Depression is considered a psychological risk factor for Alzheimer’s disease (AD). We sought to examine the differential associations of depression severity with cognitive decline, clinical progression to mild cognitive impairment (MCI) or AD, and neuroimaging markers of AD in cognitively normal older adults.
A total of 522 cognitively normal (CN) participants who underwent assessments for depression (longitudinal geriatric depression scale [GDS] ) and cognitive assessments were included from the Alzheimer Disease Neuroimaging Initiative (ADNI) cohort. The cross-sectional and longitudinal associations of the rate of change in GDS with amyloid-β (Aβ)-positron emission tomography (PET), tau-PET, and 18F-fluorodeoxyglucose (FDG)-PET were explored. Kaplan-Meier survival curves of clinical progression and Aβ accumulation were plotted based on mean annual changes in GDS. Mediation analyses were utilized to explore the mediation effects of AD markers.

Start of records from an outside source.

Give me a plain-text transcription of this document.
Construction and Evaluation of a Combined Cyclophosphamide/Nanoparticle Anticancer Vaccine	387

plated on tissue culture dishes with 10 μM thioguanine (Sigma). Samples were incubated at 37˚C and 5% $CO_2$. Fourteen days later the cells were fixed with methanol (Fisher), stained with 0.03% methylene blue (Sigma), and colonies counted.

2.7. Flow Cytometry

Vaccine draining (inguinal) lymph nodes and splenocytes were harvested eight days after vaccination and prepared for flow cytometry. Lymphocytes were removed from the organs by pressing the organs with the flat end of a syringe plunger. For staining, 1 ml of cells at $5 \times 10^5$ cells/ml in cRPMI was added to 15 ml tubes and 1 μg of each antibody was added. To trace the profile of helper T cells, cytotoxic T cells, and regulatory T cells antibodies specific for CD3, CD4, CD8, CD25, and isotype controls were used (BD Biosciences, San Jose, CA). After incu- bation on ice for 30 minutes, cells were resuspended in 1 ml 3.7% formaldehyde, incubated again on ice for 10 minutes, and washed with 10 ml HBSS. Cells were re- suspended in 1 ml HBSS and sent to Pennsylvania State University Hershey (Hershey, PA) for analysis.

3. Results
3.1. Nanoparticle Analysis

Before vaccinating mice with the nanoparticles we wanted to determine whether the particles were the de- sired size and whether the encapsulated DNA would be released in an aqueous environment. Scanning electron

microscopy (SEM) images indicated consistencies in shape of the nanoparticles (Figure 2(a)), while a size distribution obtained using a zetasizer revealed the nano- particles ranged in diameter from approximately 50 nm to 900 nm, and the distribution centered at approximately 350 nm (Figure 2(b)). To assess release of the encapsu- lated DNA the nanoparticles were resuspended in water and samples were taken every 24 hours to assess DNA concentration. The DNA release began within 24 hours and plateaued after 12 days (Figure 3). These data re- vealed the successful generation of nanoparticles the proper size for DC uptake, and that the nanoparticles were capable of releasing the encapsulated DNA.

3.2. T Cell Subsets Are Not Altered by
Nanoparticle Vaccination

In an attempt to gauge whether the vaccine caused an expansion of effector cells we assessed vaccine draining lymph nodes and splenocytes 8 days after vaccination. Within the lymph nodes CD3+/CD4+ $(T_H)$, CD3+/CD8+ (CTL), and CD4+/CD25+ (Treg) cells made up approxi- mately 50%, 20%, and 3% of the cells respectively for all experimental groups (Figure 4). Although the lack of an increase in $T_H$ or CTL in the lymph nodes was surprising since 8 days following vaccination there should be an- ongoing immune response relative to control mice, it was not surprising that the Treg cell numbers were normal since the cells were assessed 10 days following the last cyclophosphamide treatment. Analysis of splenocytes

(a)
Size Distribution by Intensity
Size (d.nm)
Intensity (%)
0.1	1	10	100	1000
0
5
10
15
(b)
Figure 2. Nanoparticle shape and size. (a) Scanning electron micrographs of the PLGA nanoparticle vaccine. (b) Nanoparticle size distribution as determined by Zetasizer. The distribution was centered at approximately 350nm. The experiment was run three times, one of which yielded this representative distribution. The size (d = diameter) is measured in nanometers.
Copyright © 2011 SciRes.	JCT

Higher rate of increase in GDS was associated with faster cognitive decline and higher risk of progression to MCI or AD. Moreover, the rate of change in GDS was significantly associated with Aβ accumulation and cerebral glucose metabolism. The influences of the rate of change in GDS on cognition and clinical progression were partially mediated by Aβ accumulation and cerebral glucose metabolism.
GDS is a self-reported questionnaire and not the same as a clinical diagnosis of depression.
The cognitive and clinical consequences of changes in depressive symptoms partly stem from Aβ accumulation and cerebral glucose metabolism, which increases our understanding of how depressive symptoms may increase vulnerability to dementia.